Paranoid Schizophrenia is a hell of a hard disease to deal with when your friend gets it.
My friend developed it a few years ago when we were working on a company together. He was about at the age of onset.
I have dealt with a lot of diseases among my friends including drug addiction, depression, anxiety, but of them all Schizofrenia is the hardest because even if they want to they cant understand or listen to reason, so no words or even actions can be effective most of the time.
Its a hell of a disease and worse yet him as someone who is suffering with it has lost almost all of his friends and it isnt helping him mental health or ability to correct the problem.
@Wetrix Im not sure if the meds fried him or its just the disease. To be honest the disease makes it very hard for most people to grow intellectually because off the meds they are completely incapable of recognizing what is real, and on the meds they are so tired they dont really have the motivation to learn or apply themselves.
My guess is your friend wasnt fried by the medicine, its just the consequence of the damn disease. In all liklihood he is probably better on the meds than off.
@freemo he got after he had a mental breakdown. It was all downhill from there. I don't know when exactly it started but they used him like a lab rat back then along with millions of other people.
This was just when riddlen, Prozac & frehzan etc all these head meds had just hit the market and they didn't know the long term or short term FX of them and just pumped people like him full of them and fried his brain. 😕
@Wetrix I dont know the exact situation, obviously there is a point where doctors could be reckless in their dosing. But the truth is schizophrenics tend to have a very poor quality of life if you cant find the correct dosage for them. So they may have just been desperate to find a solution and had to go to riskier doses or medication.
I think what would be more telling here is if they tried less risky intervention first, known drugs that were safe and only moved on to riskier doses or drugs when the more conventional solutions failed.
@freemo true, I just felt like I seen him used as a medical lab rat and them shoveling any pills they could down down his throat.
Obviously I have a bias because I'm his friend to this day.
Before the breakdown and all the chemical soup he's on he was a normal happy and intelligent guy. So sad to see what he is now.
He walks around in a medical induced haze, one step away from being a pill zombie. 💊
@Wetrix yea but at what age was this.. If it was in his 20's or earlier then the happy intelligent man you used to see was likely just because it was before the onset of his disease, and wasnt ruined so much by the pills as it was by the disease. When this thing finally kicks in they change drastically and perminately and the change appears rather sudden..
Yea agreed. but it is very common because the meds to treat the schizophrenia tend to make people feel unmotivated and can often give people depression-like symptoms. so it isnt that uncommon to add on prozac to counter any impression that can be caused by other medications. Obviously the fewer meds the better so it shouldnt be a first-line drug as it wont even treat the schizofrenia itself.
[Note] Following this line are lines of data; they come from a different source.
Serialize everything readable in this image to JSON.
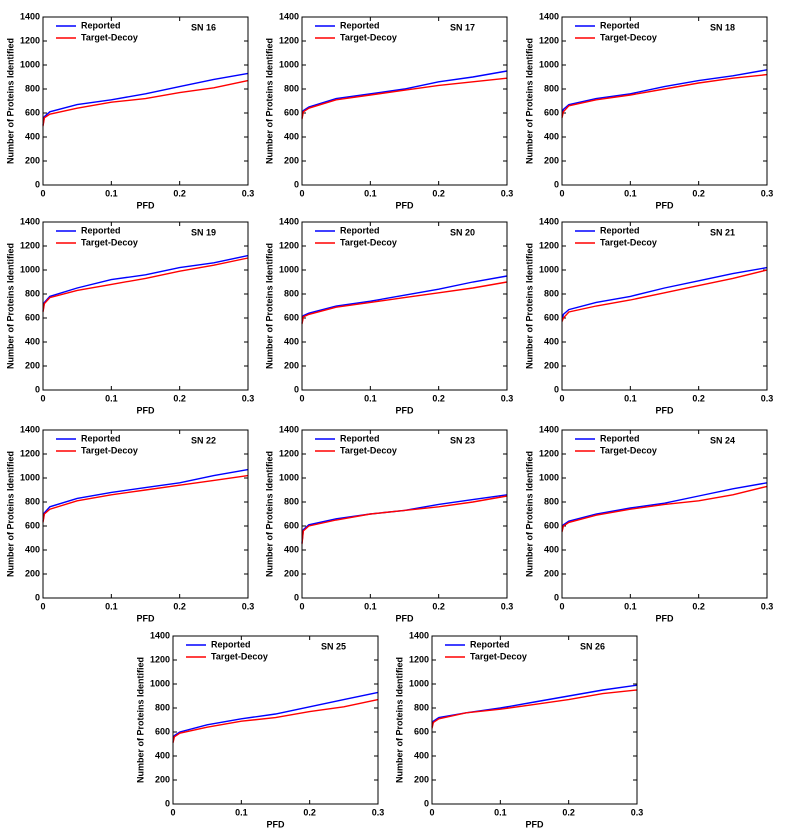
{
  "chart_data": [
    {
      "type": "line",
      "title": "SN 16",
      "xlabel": "PFD",
      "ylabel": "Number of Proteins Identified",
      "x": [
        0,
        0.002,
        0.01,
        0.05,
        0.1,
        0.15,
        0.2,
        0.25,
        0.3
      ],
      "xlim": [
        0,
        0.3
      ],
      "ylim": [
        0,
        1400
      ],
      "xticks": [
        0,
        0.1,
        0.2,
        0.3
      ],
      "yticks": [
        0,
        200,
        400,
        600,
        800,
        1000,
        1200,
        1400
      ],
      "series": [
        {
          "name": "Reported",
          "color": "#0000ff",
          "values": [
            500,
            570,
            610,
            670,
            710,
            760,
            820,
            880,
            930
          ]
        },
        {
          "name": "Target-Decoy",
          "color": "#ff0000",
          "values": [
            490,
            560,
            590,
            640,
            690,
            720,
            770,
            810,
            870
          ]
        }
      ]
    },
    {
      "type": "line",
      "title": "SN 17",
      "xlabel": "PFD",
      "ylabel": "Number of Proteins Identified",
      "x": [
        0,
        0.002,
        0.01,
        0.05,
        0.1,
        0.15,
        0.2,
        0.25,
        0.3
      ],
      "xlim": [
        0,
        0.3
      ],
      "ylim": [
        0,
        1400
      ],
      "xticks": [
        0,
        0.1,
        0.2,
        0.3
      ],
      "yticks": [
        0,
        200,
        400,
        600,
        800,
        1000,
        1200,
        1400
      ],
      "series": [
        {
          "name": "Reported",
          "color": "#0000ff",
          "values": [
            560,
            620,
            650,
            720,
            760,
            800,
            860,
            900,
            950
          ]
        },
        {
          "name": "Target-Decoy",
          "color": "#ff0000",
          "values": [
            550,
            610,
            640,
            710,
            750,
            790,
            830,
            860,
            890
          ]
        }
      ]
    },
    {
      "type": "line",
      "title": "SN 18",
      "xlabel": "PFD",
      "ylabel": "Number of Proteins Identified",
      "x": [
        0,
        0.002,
        0.01,
        0.05,
        0.1,
        0.15,
        0.2,
        0.25,
        0.3
      ],
      "xlim": [
        0,
        0.3
      ],
      "ylim": [
        0,
        1400
      ],
      "xticks": [
        0,
        0.1,
        0.2,
        0.3
      ],
      "yticks": [
        0,
        200,
        400,
        600,
        800,
        1000,
        1200,
        1400
      ],
      "series": [
        {
          "name": "Reported",
          "color": "#0000ff",
          "values": [
            580,
            630,
            670,
            720,
            760,
            820,
            870,
            910,
            960
          ]
        },
        {
          "name": "Target-Decoy",
          "color": "#ff0000",
          "values": [
            560,
            610,
            660,
            710,
            750,
            800,
            850,
            890,
            920
          ]
        }
      ]
    },
    {
      "type": "line",
      "title": "SN 19",
      "xlabel": "PFD",
      "ylabel": "Number of Proteins Identified",
      "x": [
        0,
        0.002,
        0.01,
        0.05,
        0.1,
        0.15,
        0.2,
        0.25,
        0.3
      ],
      "xlim": [
        0,
        0.3
      ],
      "ylim": [
        0,
        1400
      ],
      "xticks": [
        0,
        0.1,
        0.2,
        0.3
      ],
      "yticks": [
        0,
        200,
        400,
        600,
        800,
        1000,
        1200,
        1400
      ],
      "series": [
        {
          "name": "Reported",
          "color": "#0000ff",
          "values": [
            660,
            730,
            780,
            850,
            920,
            960,
            1020,
            1060,
            1120
          ]
        },
        {
          "name": "Target-Decoy",
          "color": "#ff0000",
          "values": [
            650,
            720,
            770,
            830,
            880,
            930,
            990,
            1040,
            1100
          ]
        }
      ]
    },
    {
      "type": "line",
      "title": "SN 20",
      "xlabel": "PFD",
      "ylabel": "Number of Proteins Identified",
      "x": [
        0,
        0.002,
        0.01,
        0.05,
        0.1,
        0.15,
        0.2,
        0.25,
        0.3
      ],
      "xlim": [
        0,
        0.3
      ],
      "ylim": [
        0,
        1400
      ],
      "xticks": [
        0,
        0.1,
        0.2,
        0.3
      ],
      "yticks": [
        0,
        200,
        400,
        600,
        800,
        1000,
        1200,
        1400
      ],
      "series": [
        {
          "name": "Reported",
          "color": "#0000ff",
          "values": [
            560,
            620,
            640,
            700,
            740,
            790,
            840,
            900,
            950
          ]
        },
        {
          "name": "Target-Decoy",
          "color": "#ff0000",
          "values": [
            550,
            610,
            630,
            690,
            730,
            770,
            810,
            850,
            900
          ]
        }
      ]
    },
    {
      "type": "line",
      "title": "SN 21",
      "xlabel": "PFD",
      "ylabel": "Number of Proteins Identified",
      "x": [
        0,
        0.002,
        0.01,
        0.05,
        0.1,
        0.15,
        0.2,
        0.25,
        0.3
      ],
      "xlim": [
        0,
        0.3
      ],
      "ylim": [
        0,
        1400
      ],
      "xticks": [
        0,
        0.1,
        0.2,
        0.3
      ],
      "yticks": [
        0,
        200,
        400,
        600,
        800,
        1000,
        1200,
        1400
      ],
      "series": [
        {
          "name": "Reported",
          "color": "#0000ff",
          "values": [
            580,
            630,
            670,
            730,
            780,
            850,
            910,
            970,
            1020
          ]
        },
        {
          "name": "Target-Decoy",
          "color": "#ff0000",
          "values": [
            570,
            600,
            650,
            700,
            750,
            810,
            870,
            930,
            1000
          ]
        }
      ]
    },
    {
      "type": "line",
      "title": "SN 22",
      "xlabel": "PFD",
      "ylabel": "Number of Proteins Identified",
      "x": [
        0,
        0.002,
        0.01,
        0.05,
        0.1,
        0.15,
        0.2,
        0.25,
        0.3
      ],
      "xlim": [
        0,
        0.3
      ],
      "ylim": [
        0,
        1400
      ],
      "xticks": [
        0,
        0.1,
        0.2,
        0.3
      ],
      "yticks": [
        0,
        200,
        400,
        600,
        800,
        1000,
        1200,
        1400
      ],
      "series": [
        {
          "name": "Reported",
          "color": "#0000ff",
          "values": [
            640,
            710,
            760,
            830,
            880,
            920,
            960,
            1020,
            1070
          ]
        },
        {
          "name": "Target-Decoy",
          "color": "#ff0000",
          "values": [
            630,
            700,
            740,
            810,
            860,
            900,
            940,
            980,
            1020
          ]
        }
      ]
    },
    {
      "type": "line",
      "title": "SN 23",
      "xlabel": "PFD",
      "ylabel": "Number of Proteins Identified",
      "x": [
        0,
        0.002,
        0.01,
        0.05,
        0.1,
        0.15,
        0.2,
        0.25,
        0.3
      ],
      "xlim": [
        0,
        0.3
      ],
      "ylim": [
        0,
        1400
      ],
      "xticks": [
        0,
        0.1,
        0.2,
        0.3
      ],
      "yticks": [
        0,
        200,
        400,
        600,
        800,
        1000,
        1200,
        1400
      ],
      "series": [
        {
          "name": "Reported",
          "color": "#0000ff",
          "values": [
            460,
            570,
            610,
            660,
            700,
            730,
            780,
            820,
            860
          ]
        },
        {
          "name": "Target-Decoy",
          "color": "#ff0000",
          "values": [
            450,
            560,
            600,
            650,
            700,
            730,
            760,
            800,
            850
          ]
        }
      ]
    },
    {
      "type": "line",
      "title": "SN 24",
      "xlabel": "PFD",
      "ylabel": "Number of Proteins Identified",
      "x": [
        0,
        0.002,
        0.01,
        0.05,
        0.1,
        0.15,
        0.2,
        0.25,
        0.3
      ],
      "xlim": [
        0,
        0.3
      ],
      "ylim": [
        0,
        1400
      ],
      "xticks": [
        0,
        0.1,
        0.2,
        0.3
      ],
      "yticks": [
        0,
        200,
        400,
        600,
        800,
        1000,
        1200,
        1400
      ],
      "series": [
        {
          "name": "Reported",
          "color": "#0000ff",
          "values": [
            560,
            610,
            640,
            700,
            750,
            790,
            850,
            910,
            960
          ]
        },
        {
          "name": "Target-Decoy",
          "color": "#ff0000",
          "values": [
            550,
            600,
            630,
            690,
            740,
            780,
            810,
            860,
            930
          ]
        }
      ]
    },
    {
      "type": "line",
      "title": "SN 25",
      "xlabel": "PFD",
      "ylabel": "Number of Proteins Identified",
      "x": [
        0,
        0.002,
        0.01,
        0.05,
        0.1,
        0.15,
        0.2,
        0.25,
        0.3
      ],
      "xlim": [
        0,
        0.3
      ],
      "ylim": [
        0,
        1400
      ],
      "xticks": [
        0,
        0.1,
        0.2,
        0.3
      ],
      "yticks": [
        0,
        200,
        400,
        600,
        800,
        1000,
        1200,
        1400
      ],
      "series": [
        {
          "name": "Reported",
          "color": "#0000ff",
          "values": [
            520,
            570,
            600,
            660,
            710,
            750,
            810,
            870,
            930
          ]
        },
        {
          "name": "Target-Decoy",
          "color": "#ff0000",
          "values": [
            510,
            560,
            590,
            640,
            690,
            720,
            770,
            810,
            870
          ]
        }
      ]
    },
    {
      "type": "line",
      "title": "SN 26",
      "xlabel": "PFD",
      "ylabel": "Number of Proteins Identified",
      "x": [
        0,
        0.002,
        0.01,
        0.05,
        0.1,
        0.15,
        0.2,
        0.25,
        0.3
      ],
      "xlim": [
        0,
        0.3
      ],
      "ylim": [
        0,
        1400
      ],
      "xticks": [
        0,
        0.1,
        0.2,
        0.3
      ],
      "yticks": [
        0,
        200,
        400,
        600,
        800,
        1000,
        1200,
        1400
      ],
      "series": [
        {
          "name": "Reported",
          "color": "#0000ff",
          "values": [
            640,
            690,
            720,
            760,
            800,
            850,
            900,
            950,
            990
          ]
        },
        {
          "name": "Target-Decoy",
          "color": "#ff0000",
          "values": [
            630,
            680,
            710,
            760,
            790,
            830,
            870,
            920,
            950
          ]
        }
      ]
    }
  ]
}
@Glowie I'm so sorry to hear that, thats awful.
@freemo it is a cruel disease yet I find it so interesting. From a neurobiological point of view, loads of stuff seems to be implicated in this: metalloproteases such as MMP-9, when overexpressed, can degrade the extracellular matrix of inhibitory GABAergic neurons so that the neural network is altered, leading to schizophrenia-like symptoms. But MMP-9 is just one molecule among many others: just on the top of my head I remember Reelin, MMP-2, semaphorins. Basically we don't know shit about this (and this of course makes it more interesting)
@freemo I have a friend with that too. They fried the poor guys brain on head meds and his brain is swimming in so much chemical soup now he has the IQ of a child.